Monday, November 5, 2012

Flight Plan

Imagine that you are sitting in a film production meeting, having recently read a great script for a movie about an airline crash. Your mind imagines the actors, sees the scenes of the film unfold, and then comes a moment of inspiration: let’s spend the first 20 minutes on the plane crash (the hook), and the rest of the film can explore the issue of the captain’s alcoholism. The end result is a dynamic opening scenario that captures the audience’s attention, but a really long, sometimes tedious, last 90 minutes.

Don’t get me wrong: I enjoyed the movie, but there are holes that should have been anticipated to enhance the cohesion of the storyline, as well as the development of the characters. Denzel Washington is outstanding as the captain who saves the lives of the souls on board, but he’s even better as an alcoholic who uses cocaine to “come down” from the booze so he can fly the plane. Everyone knows he’s an alcoholic, but no one confronts him – no matter how many planes filled with however many souls he is called to captain, which I find hard to believe. If a flight crew member smells alcohol reeking off the captain assigned to fly the plane, s/he would say something as the risk is too great for disaster to follow. No one would continue to turn a deaf ear and/or a blind eye and risk their own life, much less the lives of all the passengers and other crew, to fly in a metal canister 32,000 feet in the sky with a drunk behind the wheel.

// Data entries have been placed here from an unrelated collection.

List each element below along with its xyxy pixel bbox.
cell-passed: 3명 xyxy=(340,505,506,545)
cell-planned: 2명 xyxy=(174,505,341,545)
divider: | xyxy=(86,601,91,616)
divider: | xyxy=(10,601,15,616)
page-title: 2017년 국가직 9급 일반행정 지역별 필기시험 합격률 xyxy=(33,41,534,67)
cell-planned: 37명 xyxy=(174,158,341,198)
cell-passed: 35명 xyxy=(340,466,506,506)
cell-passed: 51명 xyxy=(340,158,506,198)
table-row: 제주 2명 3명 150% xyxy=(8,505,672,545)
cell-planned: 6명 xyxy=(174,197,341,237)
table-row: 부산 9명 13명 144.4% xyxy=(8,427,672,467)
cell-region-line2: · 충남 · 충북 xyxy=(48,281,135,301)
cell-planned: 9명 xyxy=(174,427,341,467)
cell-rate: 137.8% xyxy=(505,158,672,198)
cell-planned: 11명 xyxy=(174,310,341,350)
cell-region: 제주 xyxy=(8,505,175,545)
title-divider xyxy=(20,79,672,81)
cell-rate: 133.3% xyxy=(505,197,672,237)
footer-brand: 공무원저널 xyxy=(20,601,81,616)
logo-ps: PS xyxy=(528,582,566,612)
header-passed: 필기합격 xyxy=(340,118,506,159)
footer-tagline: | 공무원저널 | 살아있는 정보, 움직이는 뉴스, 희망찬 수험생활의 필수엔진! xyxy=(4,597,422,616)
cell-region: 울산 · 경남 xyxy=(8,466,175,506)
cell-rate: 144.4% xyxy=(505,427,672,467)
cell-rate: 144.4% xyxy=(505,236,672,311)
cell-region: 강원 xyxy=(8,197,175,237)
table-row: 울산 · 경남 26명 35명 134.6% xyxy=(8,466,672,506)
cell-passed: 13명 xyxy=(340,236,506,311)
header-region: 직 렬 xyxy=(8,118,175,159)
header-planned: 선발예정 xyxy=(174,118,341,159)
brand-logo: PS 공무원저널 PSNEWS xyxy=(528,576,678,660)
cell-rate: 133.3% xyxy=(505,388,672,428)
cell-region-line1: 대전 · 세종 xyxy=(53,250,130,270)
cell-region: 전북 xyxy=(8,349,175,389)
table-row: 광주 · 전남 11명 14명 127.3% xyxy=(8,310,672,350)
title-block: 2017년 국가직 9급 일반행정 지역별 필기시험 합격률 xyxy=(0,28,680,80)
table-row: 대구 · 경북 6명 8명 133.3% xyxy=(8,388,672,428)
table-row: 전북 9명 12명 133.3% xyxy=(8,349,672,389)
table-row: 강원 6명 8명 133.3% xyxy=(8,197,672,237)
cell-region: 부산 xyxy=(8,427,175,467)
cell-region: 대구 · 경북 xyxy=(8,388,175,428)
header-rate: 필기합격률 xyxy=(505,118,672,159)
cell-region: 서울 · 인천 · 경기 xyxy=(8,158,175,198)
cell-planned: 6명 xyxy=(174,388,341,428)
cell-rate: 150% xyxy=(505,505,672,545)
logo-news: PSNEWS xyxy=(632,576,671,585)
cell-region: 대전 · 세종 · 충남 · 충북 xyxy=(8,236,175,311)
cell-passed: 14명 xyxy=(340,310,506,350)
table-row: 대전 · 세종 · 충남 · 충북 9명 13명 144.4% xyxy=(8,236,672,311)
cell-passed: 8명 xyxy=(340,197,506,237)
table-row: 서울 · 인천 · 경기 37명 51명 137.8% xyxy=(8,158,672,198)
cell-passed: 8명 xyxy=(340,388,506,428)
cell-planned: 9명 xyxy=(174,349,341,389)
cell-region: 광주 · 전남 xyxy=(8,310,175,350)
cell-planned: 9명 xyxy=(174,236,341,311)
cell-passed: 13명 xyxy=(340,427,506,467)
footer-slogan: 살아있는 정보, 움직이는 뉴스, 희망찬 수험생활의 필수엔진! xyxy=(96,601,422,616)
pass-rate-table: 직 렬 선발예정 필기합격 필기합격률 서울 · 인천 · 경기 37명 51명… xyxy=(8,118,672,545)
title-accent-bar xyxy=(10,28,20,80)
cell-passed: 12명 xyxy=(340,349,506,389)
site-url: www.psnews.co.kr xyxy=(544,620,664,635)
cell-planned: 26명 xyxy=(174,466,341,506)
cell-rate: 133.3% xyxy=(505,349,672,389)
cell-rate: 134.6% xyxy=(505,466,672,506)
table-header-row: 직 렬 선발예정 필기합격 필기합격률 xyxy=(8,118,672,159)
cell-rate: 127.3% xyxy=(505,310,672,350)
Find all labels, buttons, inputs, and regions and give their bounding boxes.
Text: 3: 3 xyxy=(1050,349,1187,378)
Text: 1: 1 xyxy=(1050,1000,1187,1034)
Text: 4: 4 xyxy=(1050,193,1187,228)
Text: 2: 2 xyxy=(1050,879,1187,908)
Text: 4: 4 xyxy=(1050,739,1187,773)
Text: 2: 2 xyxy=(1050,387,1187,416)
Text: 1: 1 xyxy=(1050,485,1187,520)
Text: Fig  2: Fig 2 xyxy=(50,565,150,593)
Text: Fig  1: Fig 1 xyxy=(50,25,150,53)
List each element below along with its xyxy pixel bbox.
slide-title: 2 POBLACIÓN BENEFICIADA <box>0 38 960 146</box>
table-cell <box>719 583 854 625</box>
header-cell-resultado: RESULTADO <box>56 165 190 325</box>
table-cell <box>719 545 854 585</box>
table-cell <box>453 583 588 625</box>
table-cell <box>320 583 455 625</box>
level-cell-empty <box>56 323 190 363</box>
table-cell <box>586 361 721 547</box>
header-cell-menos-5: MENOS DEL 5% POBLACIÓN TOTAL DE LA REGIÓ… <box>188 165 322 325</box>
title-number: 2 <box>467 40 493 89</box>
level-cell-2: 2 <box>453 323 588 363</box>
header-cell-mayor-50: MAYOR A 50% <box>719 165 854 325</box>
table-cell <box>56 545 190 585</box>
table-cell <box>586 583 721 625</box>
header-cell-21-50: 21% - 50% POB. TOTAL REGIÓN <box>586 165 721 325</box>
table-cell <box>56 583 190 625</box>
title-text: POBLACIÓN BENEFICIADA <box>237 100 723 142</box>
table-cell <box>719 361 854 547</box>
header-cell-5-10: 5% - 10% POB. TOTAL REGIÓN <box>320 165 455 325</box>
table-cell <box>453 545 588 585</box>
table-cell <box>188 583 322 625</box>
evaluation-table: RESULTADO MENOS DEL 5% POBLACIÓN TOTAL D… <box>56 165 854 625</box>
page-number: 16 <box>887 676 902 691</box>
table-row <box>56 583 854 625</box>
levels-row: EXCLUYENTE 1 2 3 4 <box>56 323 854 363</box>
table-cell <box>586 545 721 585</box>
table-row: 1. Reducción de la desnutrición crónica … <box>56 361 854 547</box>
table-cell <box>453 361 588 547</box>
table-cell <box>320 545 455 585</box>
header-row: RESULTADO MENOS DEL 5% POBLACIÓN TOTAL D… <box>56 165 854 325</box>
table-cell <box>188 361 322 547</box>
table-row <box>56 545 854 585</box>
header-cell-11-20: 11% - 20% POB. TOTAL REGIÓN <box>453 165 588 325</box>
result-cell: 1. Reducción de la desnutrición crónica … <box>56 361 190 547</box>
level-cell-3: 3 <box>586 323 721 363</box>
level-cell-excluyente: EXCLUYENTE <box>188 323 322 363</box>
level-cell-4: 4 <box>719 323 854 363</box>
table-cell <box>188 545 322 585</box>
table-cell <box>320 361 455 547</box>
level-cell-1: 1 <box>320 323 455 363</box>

Sure, this captain flies better drunk that some pilots may fly sober, but sooner or later, the drunk behind the wheel of the car crashes, often surviving an accident that kills the people in the car s/he hits, and the same is true for the pilot of a plane – and the crew and passengers who go down with it.

There is a line in the film that should have come earlier: Don’t tell me how to lie to cover up my alcoholism; I already know how to do that. The line could have been a great set-up prior to the actual plane crash, and if it were inserted at the opening of the film in a scene that set the scene for what would follow after the plane crash, events that form the last hour of the film would have been more cohesive. The ending feels as if the filmmakers spent their budget on the opening, then had to figure out how to finish the film on the cheap. A tack-on, if you will.

Am I glad I saw the film? Yes, but … you know, “the but it could have been better” we sometimes tack onto the end of a review, which means I liked it once, but I would not see it again.